Thursday 14 March 2024

3 is the Magic Number

If you ever ask a parent of 3 children what it’s like there’s always a pause. It might be a second, it might be 4 (I know because I’ve counted). The answer is then invariably some euphemistic spiel about the challenges heavily caveated with an insistence about how they wouldn’t have it any other way. 

 You often hear about ‘one and done’ or ‘two and out’, this blog is about ‘three fall’. My interest in the concept of 3 child families has grown significantly since my wife announced that we are to become one. That particular pregnancy announcement hit very differently to the first. Less bouncing off the walls jubilation and more staring at the crayon streaks on the walls apprehension. 

 I’ve heard it all. No more man marking: it’s zonal defence with 3. Stupid big car. Impossibly expensive holidays, impossibly expensive outings, impossibly expensive meals. Impossible. Expensive. It’s getting your draft papers when you haven’t even finished your Hail Marys for making it through the first two tours. 

 Obviously, there are also the ecocidal reservations but learning that the childbirth rate has fallen off a cliff means that perhaps signing up for a 3rd rodeo is actually a form of public service. Whether it’s a good thing or a bad thing it’s definitely a thing. When my wife prevailed upon me to take the leap I said I would do so whole heartedly but warned her that there would obviously only be one outcome to her rolling the daughter dice for a final time. 

 Quietly, I too was looking forward to a girl, variety is the spice and all that and different flavour parenting certainly holds an appeal. As fate would have it, however, Nancy Drew will not be joining the Hardy Boys, at least not this time around. Still, it’s going to save a fortune on the hand me downs; although we might want to put the redecorating on hold for another decade. 

 Any lingering doubts I had about the endeavour were dispelled by a friend who has just welcomed his 3rd.
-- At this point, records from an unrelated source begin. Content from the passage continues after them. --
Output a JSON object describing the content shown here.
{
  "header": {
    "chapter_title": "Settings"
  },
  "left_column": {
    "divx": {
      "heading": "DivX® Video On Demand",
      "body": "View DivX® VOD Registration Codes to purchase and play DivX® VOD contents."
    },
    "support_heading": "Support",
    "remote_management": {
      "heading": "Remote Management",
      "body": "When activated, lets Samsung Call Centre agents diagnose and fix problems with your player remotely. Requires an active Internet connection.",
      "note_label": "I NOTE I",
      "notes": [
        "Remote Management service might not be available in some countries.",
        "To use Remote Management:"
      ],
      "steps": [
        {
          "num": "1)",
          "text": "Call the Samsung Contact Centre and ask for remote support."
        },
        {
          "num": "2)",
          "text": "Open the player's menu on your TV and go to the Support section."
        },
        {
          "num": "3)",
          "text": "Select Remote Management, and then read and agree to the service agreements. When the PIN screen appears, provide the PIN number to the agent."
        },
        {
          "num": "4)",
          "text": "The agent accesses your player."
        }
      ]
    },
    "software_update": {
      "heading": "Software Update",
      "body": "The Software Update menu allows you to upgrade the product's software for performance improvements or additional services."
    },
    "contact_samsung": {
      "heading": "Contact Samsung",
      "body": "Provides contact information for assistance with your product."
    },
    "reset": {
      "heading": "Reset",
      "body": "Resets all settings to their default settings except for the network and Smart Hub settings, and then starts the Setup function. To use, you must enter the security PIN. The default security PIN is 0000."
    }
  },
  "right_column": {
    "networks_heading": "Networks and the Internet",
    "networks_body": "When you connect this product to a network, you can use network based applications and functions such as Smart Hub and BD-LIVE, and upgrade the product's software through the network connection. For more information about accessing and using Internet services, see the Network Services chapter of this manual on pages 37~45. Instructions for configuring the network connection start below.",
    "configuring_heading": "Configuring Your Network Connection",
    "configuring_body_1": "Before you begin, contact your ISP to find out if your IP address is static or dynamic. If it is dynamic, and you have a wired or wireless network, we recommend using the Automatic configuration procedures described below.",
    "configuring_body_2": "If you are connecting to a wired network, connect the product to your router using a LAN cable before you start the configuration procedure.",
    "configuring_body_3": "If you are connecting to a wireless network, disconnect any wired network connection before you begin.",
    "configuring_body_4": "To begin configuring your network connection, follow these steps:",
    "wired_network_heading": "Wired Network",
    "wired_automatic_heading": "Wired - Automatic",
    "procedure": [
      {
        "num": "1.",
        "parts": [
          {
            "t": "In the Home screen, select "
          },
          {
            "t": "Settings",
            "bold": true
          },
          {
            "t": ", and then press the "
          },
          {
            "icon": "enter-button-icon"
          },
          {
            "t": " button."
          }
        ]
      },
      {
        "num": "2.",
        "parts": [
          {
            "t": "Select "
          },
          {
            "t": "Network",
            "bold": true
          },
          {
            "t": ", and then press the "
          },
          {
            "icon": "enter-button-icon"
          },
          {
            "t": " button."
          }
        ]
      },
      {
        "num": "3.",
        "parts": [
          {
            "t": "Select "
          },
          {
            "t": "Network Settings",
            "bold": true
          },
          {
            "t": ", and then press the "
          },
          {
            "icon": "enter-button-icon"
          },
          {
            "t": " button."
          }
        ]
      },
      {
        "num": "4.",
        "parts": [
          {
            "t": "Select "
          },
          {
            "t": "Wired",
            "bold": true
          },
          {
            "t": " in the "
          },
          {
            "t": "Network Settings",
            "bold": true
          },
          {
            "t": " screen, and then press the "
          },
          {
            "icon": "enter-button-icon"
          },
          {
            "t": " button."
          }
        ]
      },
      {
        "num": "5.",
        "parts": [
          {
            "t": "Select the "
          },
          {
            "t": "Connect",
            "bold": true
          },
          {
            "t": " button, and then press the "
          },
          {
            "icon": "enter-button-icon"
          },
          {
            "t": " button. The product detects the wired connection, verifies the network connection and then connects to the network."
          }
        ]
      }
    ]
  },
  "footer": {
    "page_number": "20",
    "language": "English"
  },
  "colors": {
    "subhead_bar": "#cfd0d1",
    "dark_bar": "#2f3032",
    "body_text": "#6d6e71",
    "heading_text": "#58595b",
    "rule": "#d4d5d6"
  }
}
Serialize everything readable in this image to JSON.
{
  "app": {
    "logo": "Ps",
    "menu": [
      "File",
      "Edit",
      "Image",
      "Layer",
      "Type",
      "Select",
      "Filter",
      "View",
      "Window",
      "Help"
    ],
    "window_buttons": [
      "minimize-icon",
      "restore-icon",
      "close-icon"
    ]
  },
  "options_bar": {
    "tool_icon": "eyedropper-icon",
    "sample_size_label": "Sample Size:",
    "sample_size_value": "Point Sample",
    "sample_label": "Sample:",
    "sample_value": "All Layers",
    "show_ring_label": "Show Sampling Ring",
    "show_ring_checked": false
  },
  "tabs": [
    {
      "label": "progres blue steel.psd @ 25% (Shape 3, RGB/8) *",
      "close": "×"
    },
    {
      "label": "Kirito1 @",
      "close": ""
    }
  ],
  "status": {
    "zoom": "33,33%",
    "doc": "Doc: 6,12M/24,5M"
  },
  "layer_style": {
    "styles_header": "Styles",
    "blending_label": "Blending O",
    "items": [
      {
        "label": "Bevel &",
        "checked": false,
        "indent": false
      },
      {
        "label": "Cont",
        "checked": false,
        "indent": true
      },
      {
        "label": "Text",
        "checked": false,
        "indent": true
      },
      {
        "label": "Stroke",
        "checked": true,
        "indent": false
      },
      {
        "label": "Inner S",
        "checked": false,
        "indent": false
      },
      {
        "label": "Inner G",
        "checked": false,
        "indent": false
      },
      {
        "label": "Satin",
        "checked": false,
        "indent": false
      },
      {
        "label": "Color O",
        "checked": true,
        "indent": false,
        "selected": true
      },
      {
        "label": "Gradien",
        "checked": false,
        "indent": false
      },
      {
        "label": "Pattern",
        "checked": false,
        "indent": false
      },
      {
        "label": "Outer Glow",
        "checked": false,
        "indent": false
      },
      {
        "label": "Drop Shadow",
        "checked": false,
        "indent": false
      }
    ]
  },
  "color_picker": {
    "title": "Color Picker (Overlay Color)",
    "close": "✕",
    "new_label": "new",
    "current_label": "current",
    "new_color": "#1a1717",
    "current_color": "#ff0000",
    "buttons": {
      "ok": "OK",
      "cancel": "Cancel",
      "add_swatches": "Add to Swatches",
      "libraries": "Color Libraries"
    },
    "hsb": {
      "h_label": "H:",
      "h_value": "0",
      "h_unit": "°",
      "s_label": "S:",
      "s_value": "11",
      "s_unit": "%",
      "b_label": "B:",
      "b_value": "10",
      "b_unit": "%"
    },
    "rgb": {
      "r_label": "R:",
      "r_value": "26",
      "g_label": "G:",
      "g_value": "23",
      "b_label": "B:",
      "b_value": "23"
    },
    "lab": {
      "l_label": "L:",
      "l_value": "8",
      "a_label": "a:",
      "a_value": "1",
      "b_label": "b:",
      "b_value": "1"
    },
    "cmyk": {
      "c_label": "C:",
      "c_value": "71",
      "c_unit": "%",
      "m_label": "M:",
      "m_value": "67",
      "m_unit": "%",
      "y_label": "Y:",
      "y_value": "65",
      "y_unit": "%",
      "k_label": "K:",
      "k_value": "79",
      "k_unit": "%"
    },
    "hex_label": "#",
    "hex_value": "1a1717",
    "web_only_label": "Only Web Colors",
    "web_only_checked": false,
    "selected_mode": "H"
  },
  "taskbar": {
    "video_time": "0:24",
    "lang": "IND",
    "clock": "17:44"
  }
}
Once you’ve had 2 kids you are, unequivocally, a parent, he said. So why stop at the GCSEs when you can get the A Level as well. The other thing you realise is those bloody hard days, weeks and months at the beginning really don’t last and not because everyone tells you this too shall pass but because you know it does. And isn’t there something enticing about rearing a baby without the fumbling terror of the ingenue? I joked to my wife that perhaps we should go back to NCT classes, this time as grizzled veterans rather than anxious neophytes. 

 I will not pretend that I took to parenting at the first like a duck to water, more like a duck in a Chinatown window. But 7 ½ years down the track this is definitely who I am now and I’m looking forward to giving it a go having got the angst and petulant dismay at the loss of my unencumbered life out of the system. 

 On that note I’m off to explain Middle Child Syndrome to the 4 year old.